In both cases, the RMS values of errors increase linearly over images. Figure 16 shows that this is due to the movement of the grass next to the road: the residuals in the road region are constant and significantly lower. This indicates also that the noise of our process is only of the order of 0.2-pixel RMS.
In this case, the estimation of the rotation with our photogrammetric method does not work optimally because the optical center is moving; thus, the residual errors are bigger than expected. They converge to the center of the image as shown in Figure 17a because the UAV is experiencing a free-fall. These residuals, which are not compensated by the rotation, can be absorbed by the 2D homography, which includes a scale factor: Figure 18 demonstrates that the residual errors of the estimated homography are constant over images and much smaller than those of the 3D rotation. However, as expected, they are more important in zones where the surface gets away from the average plan in the scene such as the rooftop shown in Figure 17b. This means that for these parts of the image, the stacked image will be slightly blurred.
Thanks to the RMS error, we have a control quality factor that helps our processing to determine which type of transformation should be used to obtain the best results.
Figure 19 demonstrates visually that no motion blur mars the stacked image. Figure 20 shows that our method can be used to eliminate the motion blur caused by erratic movement of the camera. Images can be improved to a point where the blur is almost undetectable even if the movement of the camera is complex (Figure 9), where the trajectories of predicted features are not the same over the entire image. Our method can be applied for images that exceed an angular motion blur of much more than several pixels unlike de-convolution methods  that have strict limits on the amount of angular motion.

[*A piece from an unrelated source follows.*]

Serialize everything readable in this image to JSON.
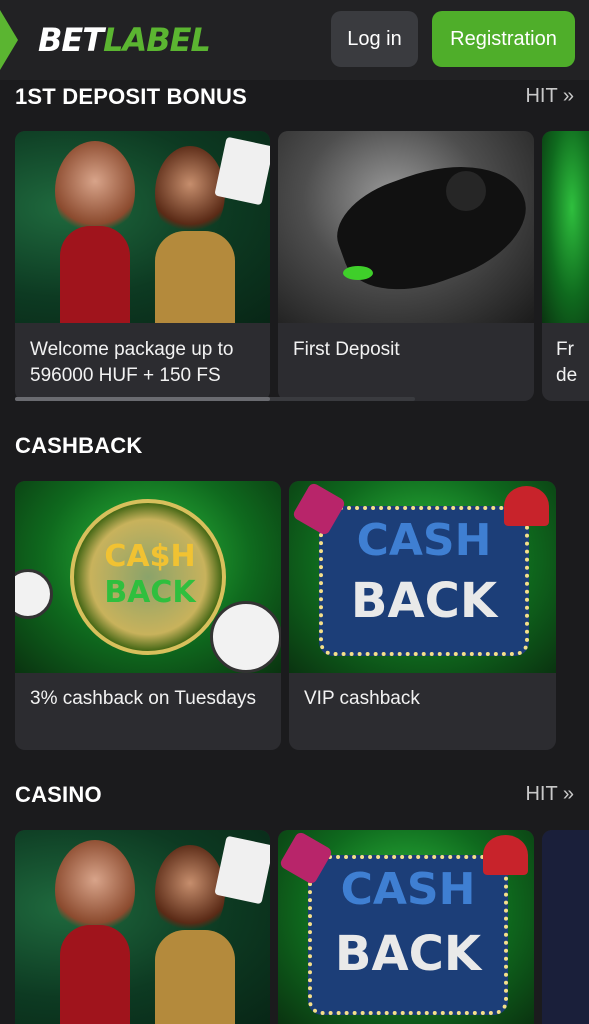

An image processing stacking algorithm has been presented, which consists of several steps. First, feature points are detected in the first image and matched using ZNCC correlation with the help of IMU measurements; then, 3D rotation (and/or 2D homography) between sequential images is estimated using a photogrammetric method, which leads to a better accuracy. This geometrical transformation (3D rotation or 2D homography) is then used to resample images, and 3D rotation in particular can be used to recalibrate the IMU gyrometers by estimating their bias. This algorithm benefits from the presence of an FPGA to speed up some tasks, like detecting feature points. The proposed method was tested with the IGN camera embedded on an UAV, and the experimental results show the efficiency and accuracy of this method when the UAV is quasi-stationary. The IMU data processing part is already real time and can be used for other applications.

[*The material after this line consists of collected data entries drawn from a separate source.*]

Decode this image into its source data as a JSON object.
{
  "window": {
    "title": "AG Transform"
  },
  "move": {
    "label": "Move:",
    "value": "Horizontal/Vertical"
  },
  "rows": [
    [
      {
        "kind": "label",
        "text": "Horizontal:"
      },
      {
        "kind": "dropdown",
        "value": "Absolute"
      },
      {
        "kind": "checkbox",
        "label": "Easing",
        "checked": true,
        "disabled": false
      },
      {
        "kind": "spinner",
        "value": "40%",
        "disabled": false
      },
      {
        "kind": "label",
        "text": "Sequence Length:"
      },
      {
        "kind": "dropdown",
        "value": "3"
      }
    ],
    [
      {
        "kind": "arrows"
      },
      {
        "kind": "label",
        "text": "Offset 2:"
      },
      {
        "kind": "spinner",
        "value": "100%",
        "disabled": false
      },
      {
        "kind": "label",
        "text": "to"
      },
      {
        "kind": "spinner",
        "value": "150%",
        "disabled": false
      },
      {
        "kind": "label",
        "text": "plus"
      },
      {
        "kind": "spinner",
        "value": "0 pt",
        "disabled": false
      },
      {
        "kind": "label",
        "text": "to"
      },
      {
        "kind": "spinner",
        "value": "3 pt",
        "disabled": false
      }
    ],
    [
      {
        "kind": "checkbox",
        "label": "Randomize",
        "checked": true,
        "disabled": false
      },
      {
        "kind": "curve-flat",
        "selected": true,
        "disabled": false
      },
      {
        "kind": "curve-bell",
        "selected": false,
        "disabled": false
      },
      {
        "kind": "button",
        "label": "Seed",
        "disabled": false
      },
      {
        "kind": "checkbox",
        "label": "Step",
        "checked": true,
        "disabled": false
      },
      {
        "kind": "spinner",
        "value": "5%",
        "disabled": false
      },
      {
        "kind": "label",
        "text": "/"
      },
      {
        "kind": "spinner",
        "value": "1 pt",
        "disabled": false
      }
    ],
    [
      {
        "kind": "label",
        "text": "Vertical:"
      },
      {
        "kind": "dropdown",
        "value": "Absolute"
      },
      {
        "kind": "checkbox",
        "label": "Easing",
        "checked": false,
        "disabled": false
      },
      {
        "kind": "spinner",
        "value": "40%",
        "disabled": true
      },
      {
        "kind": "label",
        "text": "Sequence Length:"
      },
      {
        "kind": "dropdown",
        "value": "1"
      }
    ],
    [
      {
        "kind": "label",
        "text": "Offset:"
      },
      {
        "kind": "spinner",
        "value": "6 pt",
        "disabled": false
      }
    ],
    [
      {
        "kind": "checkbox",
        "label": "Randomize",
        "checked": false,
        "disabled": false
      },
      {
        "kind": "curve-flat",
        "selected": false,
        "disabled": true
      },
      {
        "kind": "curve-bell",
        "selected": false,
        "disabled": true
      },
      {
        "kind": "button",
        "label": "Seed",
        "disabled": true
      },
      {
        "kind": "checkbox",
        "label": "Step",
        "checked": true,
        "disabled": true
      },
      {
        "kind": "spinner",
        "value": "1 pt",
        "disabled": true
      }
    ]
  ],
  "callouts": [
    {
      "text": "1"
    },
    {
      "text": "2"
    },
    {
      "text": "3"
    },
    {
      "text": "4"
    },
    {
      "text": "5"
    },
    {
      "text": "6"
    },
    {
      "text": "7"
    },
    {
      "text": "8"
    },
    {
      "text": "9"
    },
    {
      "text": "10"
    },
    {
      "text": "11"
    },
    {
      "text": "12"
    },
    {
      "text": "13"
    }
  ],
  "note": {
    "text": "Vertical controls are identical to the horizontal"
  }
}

In the future, we will implement a real-time version by acceleration of the image resampling part in the FPGA, since this is the most demanding part of processing. We will refine all parameters to obtain good results in less time. We will also integrate the translation of the UAV in our model using GNSS/IMU data, which may later be used to correct translation deformation. Other sensors like LiDAR or other synchronized cameras can benefit from the resulting better quality of the IMU data. In fact, this methodology is intended to be used on an airborne prototype imaging system with different narrow spectral channels composed of 10 synchronized IGN cameras, which will make it possible to obtain images with an equivalent long exposure time.
This work is subject of a PhD thesis of Ahmad Audi, supervised by Marc Pierrot-Deseilligny and Christian Thom with the technical support of Christophe Meynard.
The authors declare no conflict of interest.